Prep the groomsmen on what they need to do on the day, and ensure that their tuxedos have all been tried on… with ample time to spare. On the wedding day itself you’ll mostly be assisting the groom, so make sure he looks sharp and focused. You need to play “mom” by straightening his tie, licking your finger to remove that speck of dirt from his forehead and making sure his cuff links are on right. Most importantly though, you need to get him to the church (with any documentation that may be required). Oh, and don’t forget the rings!
Don’t play that joke of pretending to have lost the rings during the wedding ceremony. It’s not big, funny, or clever… and may give the father of the bride a heart attack.
Now we get to the meat in the metaphorical sandwich…
The toast (best man speech). This requires creativity, patience, hard work… and perhaps a bit of ingenuity.
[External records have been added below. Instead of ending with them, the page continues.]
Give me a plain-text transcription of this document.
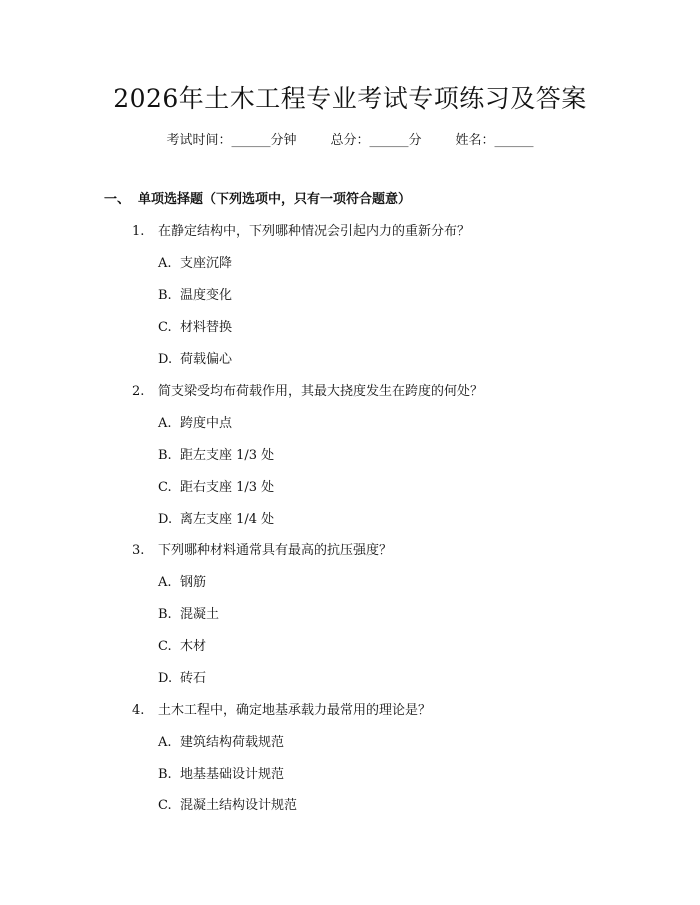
2026年土木工程专业考试专项练习及答案
考试时间：______分钟	总分：______分	姓名：______
一、 单项选择题（下列选项中，只有一项符合题意）
1. 在静定结构中，下列哪种情况会引起内力的重新分布？
A. 支座沉降
B. 温度变化
C. 材料替换
D. 荷载偏心
2. 简支梁受均布荷载作用，其最大挠度发生在跨度的何处？
A. 跨度中点
B. 距左支座 1/3 处
C. 距右支座 1/3 处
D. 离左支座 1/4 处
3. 下列哪种材料通常具有最高的抗压强度？
A. 钢筋
B. 混凝土
C. 木材
D. 砖石
4. 土木工程中，确定地基承载力最常用的理论是？
A. 建筑结构荷载规范
B. 地基基础设计规范
C. 混凝土结构设计规范
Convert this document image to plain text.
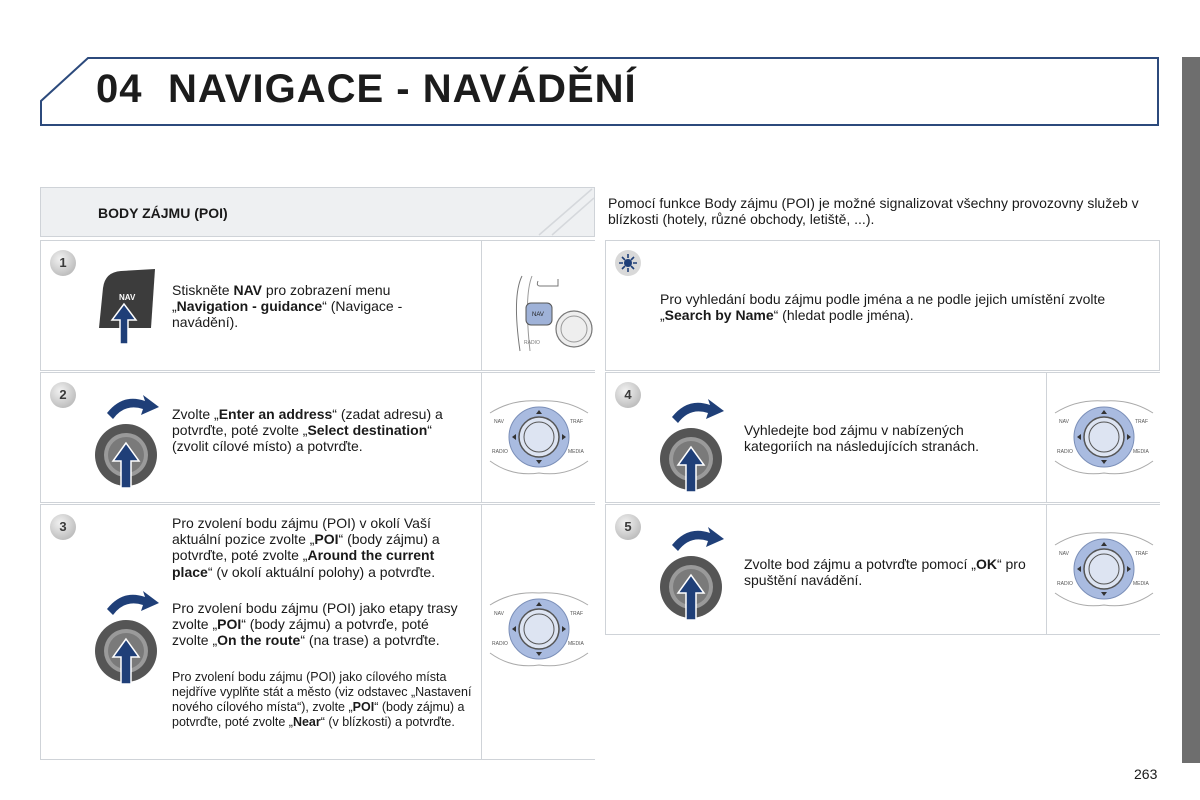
04 NAVIGACE - NAVÁDĚNÍ
BODY ZÁJMU (POI)
Pomocí funkce Body zájmu (POI) je možné signalizovat všechny provozovny služeb v blízkosti (hotely, různé obchody, letiště, ...).
1
NAV	Stiskněte NAV pro zobrazení menu „Navigation - guidance“ (Navigace - navádění).	NAV
RADIO
2
Zvolte „Enter an address“ (zadat adresu) a potvrďte, poté zvolte „Select destination“ (zvolit cílové místo) a potvrďte.
NAV	TRAF
RADIO	MEDIA
3	Pro zvolení bodu zájmu (POI) v okolí Vaší aktuální pozice zvolte „POI“ (body zájmu) a potvrďte, poté zvolte „Around the current place“ (v okolí aktuální polohy) a potvrďte.
Pro zvolení bodu zájmu (POI) jako etapy trasy zvolte „POI“ (body zájmu) a potvrďe, poté zvolte „On the route“ (na trase) a potvrďte.
Pro zvolení bodu zájmu (POI) jako cílového místa nejdříve vyplňte stát a město (viz odstavec „Nastavení nového cílového místa“), zvolte „POI“ (body zájmu) a potvrďte, poté zvolte „Near“ (v blízkosti) a potvrďte.
NAV	TRAF
RADIO	MEDIA
Pro vyhledání bodu zájmu podle jména a ne podle jejich umístění zvolte „Search by Name“ (hledat podle jména).
4
Vyhledejte bod zájmu v nabízených kategoriích na následujících stranách.
NAV	TRAF
RADIO	MEDIA
5
Zvolte bod zájmu a potvrďte pomocí „OK“ pro spuštění navádění.
NAV	TRAF
RADIO	MEDIA
263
It’s never too soon to plan for this, so carry a notebook with you at all times. Keep a pen and piece of paper beside your bed, and even take it into the shower with you. The thing about writing speeches is that you never know when inspiration may strike (quite often when you’re not even thinking about writing the speech). To begin with just write down any thoughts that pop into your head. How do you know them? Where did you meet? How would you describe them? Can you impart any marriage advice? Has the groom matured since meeting the bride?
It may take a while but all those paragraphs will soon form a cohesive speech.
You need to perfect that ‘tapping a spoon against a glass’ routine in order to get everyones attention. That never fails. Then introduce yourself, as not everyone in the room will know who you are. Others may be too drunk to remember.
After a quick joke you may want to deliver an amusing anecdote. Keep it clean. There’s a good chance that children are in the room or that this is being recorded. Your words will follow you for the rest of your life…
Do not under any circumstances mention exes.
Don’t ramble on for too long as people tend to “zone out” after 20 minutes and start updating their Facebook or tweet about how they’re losing the will to live. You can usually gauge from peoples faces if you should continue or bail out before things get ugly. If you get a huge laugh after 15 minutes you may want to close, as it’s always good to go out on a high.
Closing is the easy bit. You just need to say “I propose a toast…” raise your glass and say cheers. You can’t go wrong. Unless you spill wine down your tux when you come to drink it.
Say it from the heart, and speak the truth. Even if it does sound overly sentimental.
Speak clearly, slowly, and stand straight with your head held high, and make regular eye contact with the guests. Remember, you’re the Best Man… not the Best Mouse.